Светлый фон

«На поле боя, – говорит сам Цезарь, – нашли пятнадцать тысяч павших или умирающих солдат неприятеля»; и в их числе – его ярого врага Луция Домиция.

Было захвачено двадцать четыре или двадцать пять тысяч пленных; это значит, что двадцать четыре или двадцать пять тысяч человек было помиловано, и часть из них была причислена к армии Цезаря. Было взято восемь орлов и сто восемьдесят знамен. И однако, победителя терзала сильная тревога.

Перед началом сражения и даже во время него он поручил своим офицерам и солдатам не убивать Брута, а напротив, поберечь его, и привести его к нему, только если он сдастся добровольно; если он будет защищаться, когда его попытаются остановить, следует позволить ему бежать. Вы помните, что Брут был сыном Сервилии, и что Цезарь долгое время был любовником Сервилии.

После сражения он стал спрашивать известий о Бруте. Видели, как он сражался, но никто не знал, что с ним случилось после. Цезарь велел искать его и сам искал среди убитых. В действительности же после битвы Брут спрятался в каком-то болоте, полном стоячей воды и заросшем камышом; потом ночью он выбрался из него и дошел до Лариссы.

Там, узнав, как Цезарь беспокоится о его жизни, он написал ему несколько слов, чтобы тот не волновался. Цезарь тут же отправил ему послание, требуя, чтобы он явился к нему. Брут явился.

Цезарь раскрыл ему объятия, со слезами прижал его к сердцу, и отнюдь не ограничился тем, что простил его, но и обращался с ним более предупредительно, чем с любым из своих друзей.

Вечером после сражения Цезарь вручил своим солдатам три награды, со свободой присудить их тем, кто, по их мнению, был их более всего достоин.

Солдаты присудили первую награду ему, как тому, кто сражался доблестнее всех; вторая награда была пожалована командиру десятого легиона; наконец, третья была посмертно вручена Крастинию. Все предметы, из которых состояла эта воинская награда, были положены вместе с Крастинием в его могилу, вырытую по приказу Цезаря отдельно от общего захоронения.
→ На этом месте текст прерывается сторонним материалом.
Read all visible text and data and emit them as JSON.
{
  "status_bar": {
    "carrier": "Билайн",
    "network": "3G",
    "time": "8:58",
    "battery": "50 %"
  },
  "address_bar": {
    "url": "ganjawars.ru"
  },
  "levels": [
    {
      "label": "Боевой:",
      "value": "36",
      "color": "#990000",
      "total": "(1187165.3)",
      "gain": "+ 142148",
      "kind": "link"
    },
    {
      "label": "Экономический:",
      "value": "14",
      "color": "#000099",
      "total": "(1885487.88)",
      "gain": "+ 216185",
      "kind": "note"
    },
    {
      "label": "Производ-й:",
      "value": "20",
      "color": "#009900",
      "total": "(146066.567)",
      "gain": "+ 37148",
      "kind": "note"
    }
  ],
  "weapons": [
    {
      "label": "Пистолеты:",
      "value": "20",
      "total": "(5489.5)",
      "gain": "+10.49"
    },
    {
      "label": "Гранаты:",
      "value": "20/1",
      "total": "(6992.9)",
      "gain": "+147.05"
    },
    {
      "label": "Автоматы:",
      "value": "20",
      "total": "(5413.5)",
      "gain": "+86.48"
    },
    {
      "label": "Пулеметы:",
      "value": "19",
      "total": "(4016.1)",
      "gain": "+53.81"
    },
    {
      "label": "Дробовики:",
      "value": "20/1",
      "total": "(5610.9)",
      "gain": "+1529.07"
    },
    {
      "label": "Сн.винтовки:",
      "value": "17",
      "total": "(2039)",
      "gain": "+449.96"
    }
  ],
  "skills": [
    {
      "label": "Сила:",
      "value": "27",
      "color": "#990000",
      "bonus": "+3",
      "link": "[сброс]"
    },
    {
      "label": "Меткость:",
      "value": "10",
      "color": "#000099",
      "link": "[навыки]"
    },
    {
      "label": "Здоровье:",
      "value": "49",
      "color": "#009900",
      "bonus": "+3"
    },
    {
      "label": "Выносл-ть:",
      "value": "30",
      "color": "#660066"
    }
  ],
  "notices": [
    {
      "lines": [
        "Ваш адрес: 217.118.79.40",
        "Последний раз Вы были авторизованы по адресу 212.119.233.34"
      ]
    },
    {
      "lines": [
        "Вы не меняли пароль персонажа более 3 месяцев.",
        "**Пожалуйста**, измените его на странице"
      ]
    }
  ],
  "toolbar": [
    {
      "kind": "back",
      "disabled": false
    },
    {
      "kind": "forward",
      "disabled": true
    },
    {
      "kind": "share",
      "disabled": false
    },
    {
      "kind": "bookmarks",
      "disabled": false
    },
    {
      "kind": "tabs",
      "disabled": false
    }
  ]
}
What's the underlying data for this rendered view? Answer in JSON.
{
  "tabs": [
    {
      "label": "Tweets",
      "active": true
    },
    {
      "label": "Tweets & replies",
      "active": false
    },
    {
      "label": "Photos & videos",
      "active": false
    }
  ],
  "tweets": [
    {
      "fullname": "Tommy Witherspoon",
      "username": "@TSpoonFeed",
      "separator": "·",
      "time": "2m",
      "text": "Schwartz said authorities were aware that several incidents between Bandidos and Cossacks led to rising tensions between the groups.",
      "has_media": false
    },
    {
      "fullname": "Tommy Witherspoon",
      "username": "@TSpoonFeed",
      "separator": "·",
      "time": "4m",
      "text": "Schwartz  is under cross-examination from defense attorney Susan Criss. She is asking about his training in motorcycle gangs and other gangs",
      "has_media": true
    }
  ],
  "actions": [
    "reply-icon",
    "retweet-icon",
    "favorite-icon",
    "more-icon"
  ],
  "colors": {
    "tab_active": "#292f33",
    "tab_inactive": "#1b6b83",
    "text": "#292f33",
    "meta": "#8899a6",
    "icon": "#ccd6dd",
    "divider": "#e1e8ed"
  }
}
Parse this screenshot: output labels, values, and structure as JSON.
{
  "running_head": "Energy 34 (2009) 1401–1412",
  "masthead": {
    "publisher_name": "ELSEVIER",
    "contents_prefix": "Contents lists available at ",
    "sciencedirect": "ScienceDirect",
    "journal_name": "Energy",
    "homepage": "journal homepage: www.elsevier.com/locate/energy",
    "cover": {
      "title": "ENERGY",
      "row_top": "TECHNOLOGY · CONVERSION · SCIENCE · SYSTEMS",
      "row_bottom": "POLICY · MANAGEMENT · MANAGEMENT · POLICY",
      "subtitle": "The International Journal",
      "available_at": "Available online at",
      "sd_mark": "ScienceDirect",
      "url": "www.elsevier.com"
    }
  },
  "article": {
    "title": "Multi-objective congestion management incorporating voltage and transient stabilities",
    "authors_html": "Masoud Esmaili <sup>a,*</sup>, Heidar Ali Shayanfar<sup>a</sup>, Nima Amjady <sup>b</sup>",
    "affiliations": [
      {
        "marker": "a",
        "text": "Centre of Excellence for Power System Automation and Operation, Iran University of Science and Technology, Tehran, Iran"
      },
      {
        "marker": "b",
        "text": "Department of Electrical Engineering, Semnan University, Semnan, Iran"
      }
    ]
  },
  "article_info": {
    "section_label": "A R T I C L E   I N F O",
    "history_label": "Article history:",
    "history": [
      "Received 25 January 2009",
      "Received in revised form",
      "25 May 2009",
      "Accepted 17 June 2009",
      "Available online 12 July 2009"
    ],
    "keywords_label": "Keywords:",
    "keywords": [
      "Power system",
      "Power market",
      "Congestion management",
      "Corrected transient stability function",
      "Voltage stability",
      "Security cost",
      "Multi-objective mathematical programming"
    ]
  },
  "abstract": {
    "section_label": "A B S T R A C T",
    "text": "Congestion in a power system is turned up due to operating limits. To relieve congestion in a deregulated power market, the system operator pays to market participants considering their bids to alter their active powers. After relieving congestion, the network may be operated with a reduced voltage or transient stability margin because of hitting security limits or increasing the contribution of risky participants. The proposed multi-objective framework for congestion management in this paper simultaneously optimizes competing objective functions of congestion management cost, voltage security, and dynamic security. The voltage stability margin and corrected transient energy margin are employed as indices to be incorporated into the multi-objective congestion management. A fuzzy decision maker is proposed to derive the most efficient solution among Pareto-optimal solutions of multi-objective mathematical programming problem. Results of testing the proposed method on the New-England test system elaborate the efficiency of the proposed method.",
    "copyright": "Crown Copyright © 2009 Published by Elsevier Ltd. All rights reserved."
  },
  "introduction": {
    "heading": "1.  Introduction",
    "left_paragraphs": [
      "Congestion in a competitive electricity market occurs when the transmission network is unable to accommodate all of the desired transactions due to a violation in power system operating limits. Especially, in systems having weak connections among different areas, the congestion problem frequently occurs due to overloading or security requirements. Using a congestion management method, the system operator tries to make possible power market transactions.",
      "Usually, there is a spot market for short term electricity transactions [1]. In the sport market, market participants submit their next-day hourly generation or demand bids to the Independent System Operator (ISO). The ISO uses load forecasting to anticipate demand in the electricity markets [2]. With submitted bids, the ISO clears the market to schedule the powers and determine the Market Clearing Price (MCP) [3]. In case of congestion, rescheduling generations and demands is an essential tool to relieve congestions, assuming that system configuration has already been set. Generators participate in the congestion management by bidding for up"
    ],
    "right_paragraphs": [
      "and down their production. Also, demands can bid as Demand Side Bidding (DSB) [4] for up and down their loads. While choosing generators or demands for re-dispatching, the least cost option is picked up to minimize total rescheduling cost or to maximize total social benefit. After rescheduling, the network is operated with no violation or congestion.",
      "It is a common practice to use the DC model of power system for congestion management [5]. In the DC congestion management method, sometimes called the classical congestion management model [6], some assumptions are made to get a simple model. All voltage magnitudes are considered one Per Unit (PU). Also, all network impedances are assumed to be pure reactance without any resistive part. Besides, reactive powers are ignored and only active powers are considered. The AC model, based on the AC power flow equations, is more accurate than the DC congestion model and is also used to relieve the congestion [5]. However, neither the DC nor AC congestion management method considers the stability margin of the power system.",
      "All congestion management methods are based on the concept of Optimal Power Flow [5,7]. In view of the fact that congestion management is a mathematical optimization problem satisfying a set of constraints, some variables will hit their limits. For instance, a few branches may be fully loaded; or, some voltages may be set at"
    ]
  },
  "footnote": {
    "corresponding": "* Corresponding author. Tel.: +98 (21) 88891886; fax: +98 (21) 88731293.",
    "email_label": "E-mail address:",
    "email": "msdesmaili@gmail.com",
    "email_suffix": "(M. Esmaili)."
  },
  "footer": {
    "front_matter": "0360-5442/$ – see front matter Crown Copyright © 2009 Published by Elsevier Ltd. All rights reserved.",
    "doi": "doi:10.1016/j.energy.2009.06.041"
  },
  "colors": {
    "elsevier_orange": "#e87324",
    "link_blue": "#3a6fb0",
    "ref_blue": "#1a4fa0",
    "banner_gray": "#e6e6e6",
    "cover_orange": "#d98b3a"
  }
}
В палатке Помпея он нашел всю его переписку.

Цезарь сжег ее, не прочитав ни единого письма.

– Что ты делаешь? – спросил Антоний.

– Сжигаю эти письма, – ответил Цезарь, – чтобы они не побудили меня к мести.

И, когда афиняне пришли просить его о помиловании:

– Сколько раз еще, – сказал он им, – слава ваших предков будет служить извинением вашим ошибкам?

А потом он произнес, глядя на покрытое телами убитых поле сражения, слова, которые были его извинением перед богами и, быть может, перед самим собой.

– Увы! – сказал он, – они заставили меня сделать это! если бы Цезарь распустил свою армию, то, несмотря на столько побед, Катон осудил бы Цезаря, и Цезарь был бы приговорен!